Al-Sepehr cupped his hands around it and regarded it steadily until the air above it shimmered and a long, eastern face with a fierce narrow moustache and drooping eyes regarded him.
“Khan,” al-Sepehr said.
“Al-Sepehr,” the Qersnyk replied.
The stone cooled against al-Sepehr’s palm. “I send you one of my finest killers. You will make use of him to secure your throne. Then all will call you Khagan, Qori Buqa.”
“Thank you.” The son of the Old Khagan smiled, his moustache quivering. “There is a moon I would yet see out of the sky. Re Temur escaped the fall of Qarash.”
“No trouble,” al-Sepehr said, as the beat of mighty wings filled the evening air. “We will see to it. For your glory, Khan.”
2
The whuff of soft breath across Temur’s cheek awakened him. His hand clenched on the knife hilt; he nearly drove the forged blade into his own belly before he realized that what stood over him, filthy in the morning light, was a liver-bay mare whose sparse mane was still braided down between her eyes with red war ribbons.
She whuffed again, not startled by his sudden movement, and resumed lipping the fleece that Temur huddled under. She was sucking up the frost from his breath, which hoared his blankets. When Temur pushed himself out of their warmth, cold water ran down his back—melted by the residual heat seeping from the bulk of the dead horse. Every movement ripped pain through the tight muscles of his neck and along his spine. The edges of his wound were hot and thick, stiff as unstretched leather. He pressed his left hand over the cloth he’d used to cover it and felt the wetness of lymph and blood, but there was no reek of pus. The wound was still seeping.
The mare must have been numb to the smell of blood by then. As Temur rose, she ambled a few steps off and paused, head hanging, cropping winter-dry grasses where she could find a patch untrampled. Her tack was complete, though her reins had been broken and her quilted chest armor swung from a tangle of straps, whacking her brown-and-black-striped forelegs with each step. Temur could see the dings and abrasions on her knees and cannons where the furniture had struck her.

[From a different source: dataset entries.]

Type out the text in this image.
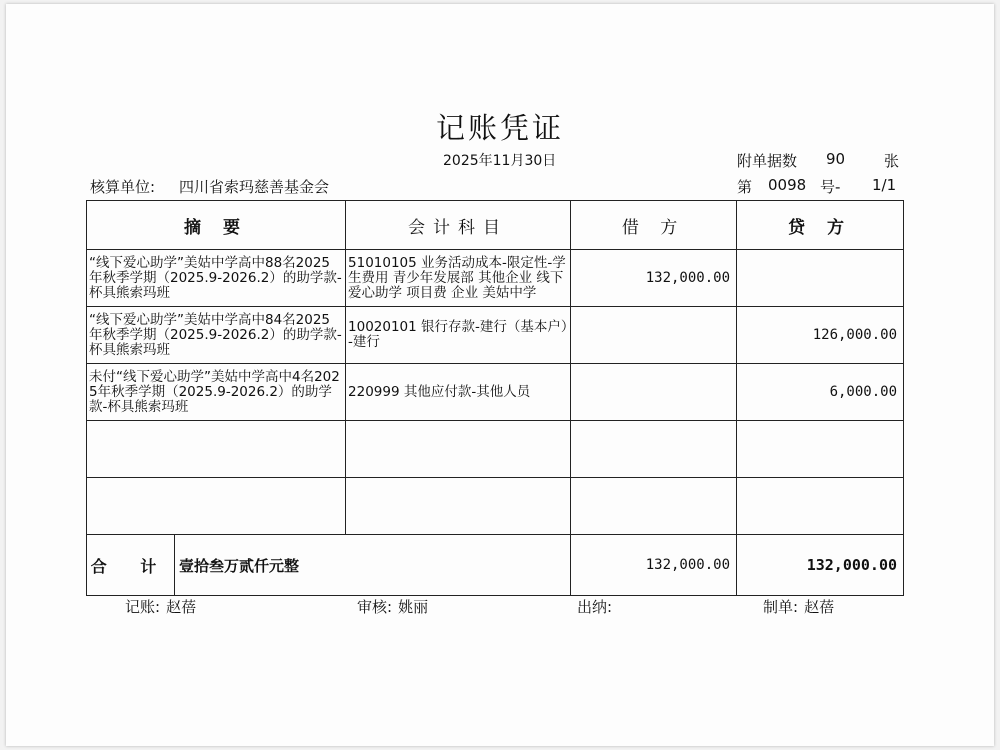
记账凭证
2025年11月30日	附单据数 90	张
核算单位: 四川省索玛慈善基金会	第 0098 号- 1/1
摘 要		会计科目	借 方	贷 方
“线下爱心助学”美姑中学高中88名2025年秋季学期（2025.9-2026.2）的助学款-杯具熊索玛班		51010105 业务活动成本-限定性-学生费用 青少年发展部 其他企业 线下爱心助学 项目费 企业 美姑中学	132,000.00	
“线下爱心助学”美姑中学高中84名2025年秋季学期（2025.9-2026.2）的助学款-杯具熊索玛班		10020101 银行存款-建行（基本户）-建行		126,000.00
未付“线下爱心助学”美姑中学高中4名2025年秋季学期（2025.9-2026.2）的助学款-杯具熊索玛班		220999 其他应付款-其他人员		6,000.00

合 计	壹拾叁万贰仟元整		132,000.00	132,000.00
记账: 赵蓓	审核: 姚丽	出纳:	制单: 赵蓓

That was why she was still here, among all the dead. She was effectively hobbled.
The knife was in his hand. He dragged a worn whetstone from the slash pocket in his quilted trousers and scoured the blade to hone it. The barding had to come off, and he didn’t think the mare would stand still long enough for him to release the knots and buckles—assuming his hands were strong enough for the work. And assuming she didn’t knock him over.